PHILIPP WEISS
NEWS: In August 2023 my novel "At the Edge of the World People Sit Laughing" will be published in Chinese translation - 人坐在世界边缘,笑 (East China Normal University Press/Vi Horae, translated by Chen Zao). I am honored to be invited to the Shanghai Bookfair and the Shanghai International Literary Week (SILW) in August to present my work.
NEWS: Very happy to announce that for my new new world-novel (The Disquiet of the Planet's Skin) I received the distinguished Robert-Musil-Scholarship 2023-2026 that will allow me to finish my work without financial pressure.
NEWS: I will present my work in New York (April 20th, 2023) and Easton, Pennsylvania (at the Austrian Studies Association Conference) this April.
NEWS: Currently I am working on a new book. I call it a "world novel", connecting dozens of places, characters and stories around the planet within a narrative network, following flows of people, energy, money, information, raw materials, goods and ecological interconnections. It is my conviction that we can only answer for and change what we can imagine and therefore tell. Working title: "Die Unruhe der Planetenhaut" ("Disquiet of the planet's skin"). Expected publication 2026, Suhrkamp Verlag, Berlin.

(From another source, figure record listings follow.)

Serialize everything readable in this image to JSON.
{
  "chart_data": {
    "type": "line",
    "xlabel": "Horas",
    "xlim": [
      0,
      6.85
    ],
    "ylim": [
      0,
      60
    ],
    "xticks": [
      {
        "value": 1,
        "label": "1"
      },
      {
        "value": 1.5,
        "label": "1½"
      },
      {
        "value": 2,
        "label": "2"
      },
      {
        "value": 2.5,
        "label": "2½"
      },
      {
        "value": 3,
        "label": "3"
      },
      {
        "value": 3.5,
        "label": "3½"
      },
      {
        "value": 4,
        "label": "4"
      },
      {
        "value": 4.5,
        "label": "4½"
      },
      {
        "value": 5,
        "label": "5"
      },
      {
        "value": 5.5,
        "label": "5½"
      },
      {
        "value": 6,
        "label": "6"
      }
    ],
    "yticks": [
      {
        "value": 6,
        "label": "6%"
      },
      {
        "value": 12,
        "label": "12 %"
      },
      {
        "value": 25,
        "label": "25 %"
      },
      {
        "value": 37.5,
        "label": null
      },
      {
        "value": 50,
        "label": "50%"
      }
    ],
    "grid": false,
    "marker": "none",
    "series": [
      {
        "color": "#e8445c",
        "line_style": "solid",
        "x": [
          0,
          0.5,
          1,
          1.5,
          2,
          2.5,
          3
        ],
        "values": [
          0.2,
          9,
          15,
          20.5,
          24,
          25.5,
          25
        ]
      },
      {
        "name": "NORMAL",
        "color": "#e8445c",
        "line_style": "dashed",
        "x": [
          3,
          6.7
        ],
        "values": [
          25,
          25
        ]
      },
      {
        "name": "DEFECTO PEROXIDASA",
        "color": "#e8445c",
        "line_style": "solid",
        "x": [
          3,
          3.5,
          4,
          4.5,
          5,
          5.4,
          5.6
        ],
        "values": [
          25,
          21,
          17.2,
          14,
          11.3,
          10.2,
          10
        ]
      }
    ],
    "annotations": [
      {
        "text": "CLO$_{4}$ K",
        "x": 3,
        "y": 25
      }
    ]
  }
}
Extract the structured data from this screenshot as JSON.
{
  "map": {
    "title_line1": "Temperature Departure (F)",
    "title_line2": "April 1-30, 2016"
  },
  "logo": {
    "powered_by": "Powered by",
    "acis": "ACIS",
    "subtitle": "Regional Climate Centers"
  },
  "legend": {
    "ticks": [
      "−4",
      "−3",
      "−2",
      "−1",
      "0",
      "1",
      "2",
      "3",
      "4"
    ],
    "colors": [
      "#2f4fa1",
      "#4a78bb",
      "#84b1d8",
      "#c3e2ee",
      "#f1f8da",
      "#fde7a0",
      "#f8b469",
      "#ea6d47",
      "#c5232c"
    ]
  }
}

NEWS: My novel "Le grand rire des hommes assis au bord du monde" (Seuil, translation by Olivier Mannoni) has been nominated for the French literary prize "Prix Femina", which was founded at the beginning of the 20th century as a feminist, avant-garde Anti-Goncourt.
NEWS: The French translation (translated by Olivier Mannoni) of my novel "Am Weltenrand sitzen die Menschen und lachen" will be published by Éditions du Seuil (Paris) in August at this year's "rentrée littéraire"! Title: Le Grand Rire des Hommes assis au Bord du Monde!
NEWS: For research I wanted to go to the UN climate conference in Santiago de Chile. Due to the protests in Chile the COP 25 was relocated to Madrid. I traveled anyway: by train to France, by cargo ship to the Caribbean, by plane to Peru and by bus to Chile. Two essays for the Austrian newspaper "Der Standard" were written on the trip. Read them here (in German):
Die Containerisierung der Welt, Der Standard, Album, December 2019
Der Kapitalismus ohne Maske, Der Standard, Album, January 2020
NEWS: My new play "Der letzte Mensch" ("The last human") will premiere in Vienna's Hamakom Nestroyhof Theater on the 8th of October 2019!
NEWS: "At the edge of the world we sit and laugh" wins the Rauris Literary Prize 2019!
NEWS: Read a review of my novel including an interview in the oldest japanese newspaper, the Mainichi Shimbun! Click here.
NEWS: "At the edge of the world we sit and laugh" will be published in Chinese by Vie Horae (East China Normal University Press)!
NEWS: "At the edge of the world we sit and laugh" awarded as best german debut novel 2018 (Klaus-Michael Kühne Prize)!
NEWS: "At the edge of the world we sit and laugh" will be published in French by Éditions du seuil (Paris) in 2020, translated by Olivier Mannoni.
NEWS: Novel awarded with the Literary Prize of the Jürgen Ponto Foundation 2018!
In autumn 2018 my 5-volume and 1000-pages debut-novel Am Weltenrand sitzen die Menschen und lachen ("At the edge of the world we sit and laugh") was published in German by Suhrkamp Verlag, Berlin.
1000 pages, five volumes - one novel. In "At the edge of the world man sits and laughs" tells about our planet’s transformation in the Anthropocene - the period of earth history, in which man has become the central geological force. Between France and Japan, between the 19th and 21st century, in the form of encyclopedia, manga, novella, audio transcription and notebook, the novel creates a panopticon of our fleeing reality.
Seventeen-year-old Paulette experiences the uprising of the Paris Commune in 1871, travels - as one of the first European women - to Meiji-era Japan and is finally covered under the ice of the french Alps for over 130 years. Climate researcher Chantal, her great-great-granddaughter, follows her tracks to the Far East, writing a cynical history of the universe while escaping love and its inverting power. Jona, left behind, sets off on a search to Japan to find not Chantal but a multiple catastrophe: an earthquake, a tsunami, a nuclear accident. Nine-year-old Akio strays through devastated territory for several days. He finds some comfort in Satoshi, a homeless day laborer and nuclear gypsy slowly dying from the effects of radiation. Driven by a phantom pain, young Japanese Abra wanders through Tokyo and loses herself in the lonely loops of her virtualized self.